Protestan artistas plásticos y promotores culturales en el zócalo de Puebla

Este martes, un grupo de artistas plásticos, promotores culturales y académicos protestaron en el zócalo de Puebla para exigir al gobierno de Luis Banck Serrato la derogación total e incondicional del Programa de Artistas Urbanos (PAU) por violentar no sólo los derechos humanos sino también el uso del espacio público.

En rueda de prensa, el promotor cultural y ex titular del programa radiofónico “Movimiento Perpetuo”, Óscar López, presentó un documento con 578 firmas recabadas para exigir la derogación del PAU.

Dijo que las firmas van dirigidas al alcalde de Puebla, Luis Banck; al presidente de la Comisión de Turismo Arte y Cultura, Miguel Méndez Gutiérrez; así como a la directora del Instituto Municipal de Arte y Cultura de Puebla (IMACP), Anel Nochebuena Escobar.


Entre los firmantes están 72 artistas, académicos, gestores culturales e intelectuales mexicanos e internacionales de reconocido prestigio, respaldando la carta.

Entre ellos, señaló, se encuentra Arturo Elizondo, Verónica Gérber, Lorena Wolfer, César Martínez y Antoni Muntadas; los académicos José Luis Barrios, John Holloway, Montserrat Gali, Vivian Abenshushan y el curador Gerardo Mosquera; así como los escritores Enrique Serna, Justo Navarro y Gabriel Wolfson.

La entrega del documento y la solicitud formal de abrogación se hizo a varios meses de manifestación de inconformidad por la arbitrariedad en la concepción, desarrollo e implementación del PAU, que ponen de manifiesto la falta de sensibilidad, profesionalismo y ética por parte del Ayuntamiento, del Cabildo y del IMACP, señaló el también gestor cultural Óscar López.

Los manifestantes acusaron que la respuesta de Anel Nochebuena hasta la fecha ha sido de menosprecio de las demandas o el cantinfleo, “la libertad de expresión es libre” (sic).
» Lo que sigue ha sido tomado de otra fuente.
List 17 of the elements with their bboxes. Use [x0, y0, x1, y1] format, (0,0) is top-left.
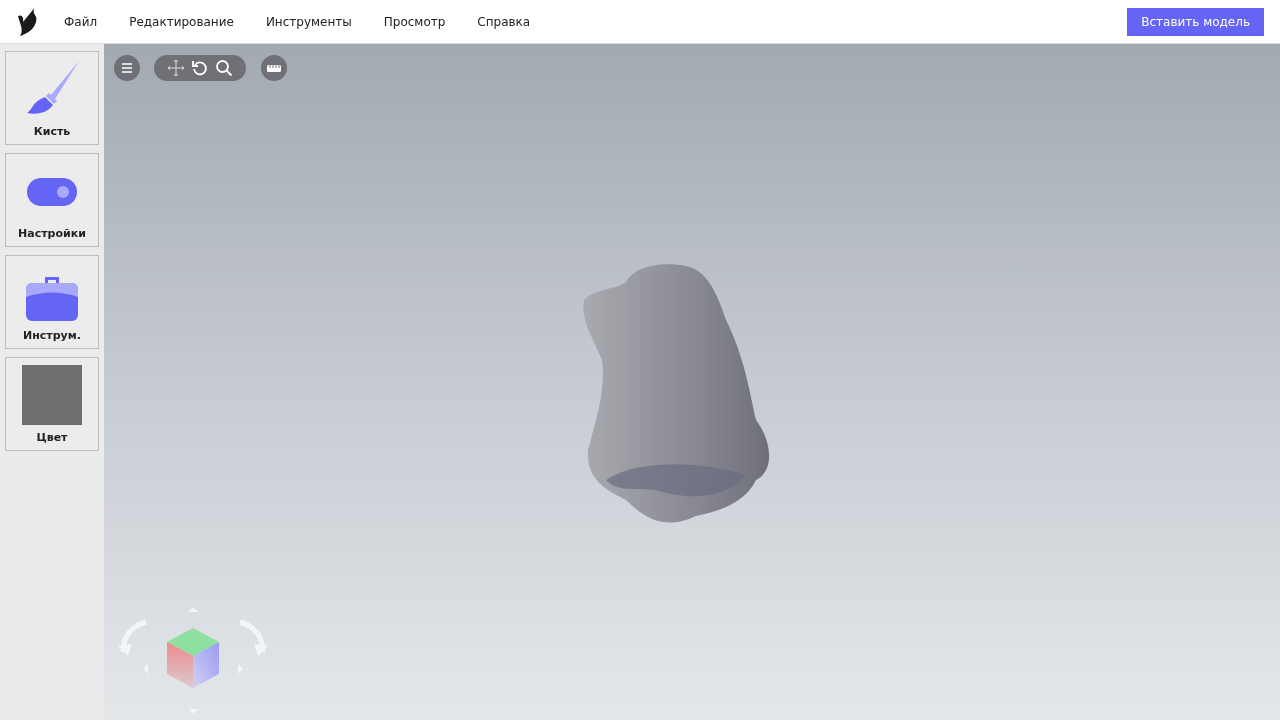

A la fecha, sostuvieron, las instancias del gobierno de Puebla han mostrado el más absoluto desdén por el ejercicio democrático lo que, sumado a las manifiestas inconsistencias legales del PAU, desvela que su apresurada aplicación no pretende otra cosa que privatizar los espacios comunes y censurar las prácticas culturales urbanas.

Expusieron que en un momento tan delicado y grave en la vida del estado y la ciudad por la violencia descontrolada, la ola de feminicidios y la vulnerabilidad del espacio público tras el sismo, se necesita más participación ciudadana directa.

“El Ayuntamiento no está proponiendo otro modo de hacer política cuando más se necesita”, señalaron.

Junto a la derogación, los opositores al PAU también reclamaron promover foros de participación social para dar voz a otras concepciones para construir y habitar la ciudad de un modo vinculante para el Ayuntamiento.

Además –agregaron-  de abrir las instituciones y sus prácticas a otras formas de hacer cultura, más allá de la irreflexiva, vertical y banalmente destinada al atractivo turístico y al pasatiempo.

Asimismo demandaron frente al trato elitista, clasista y despectiva hacia las y los creadores que trabajan en la ciudad, respeto y reconocimiento del hacer cultual común de todas y todos.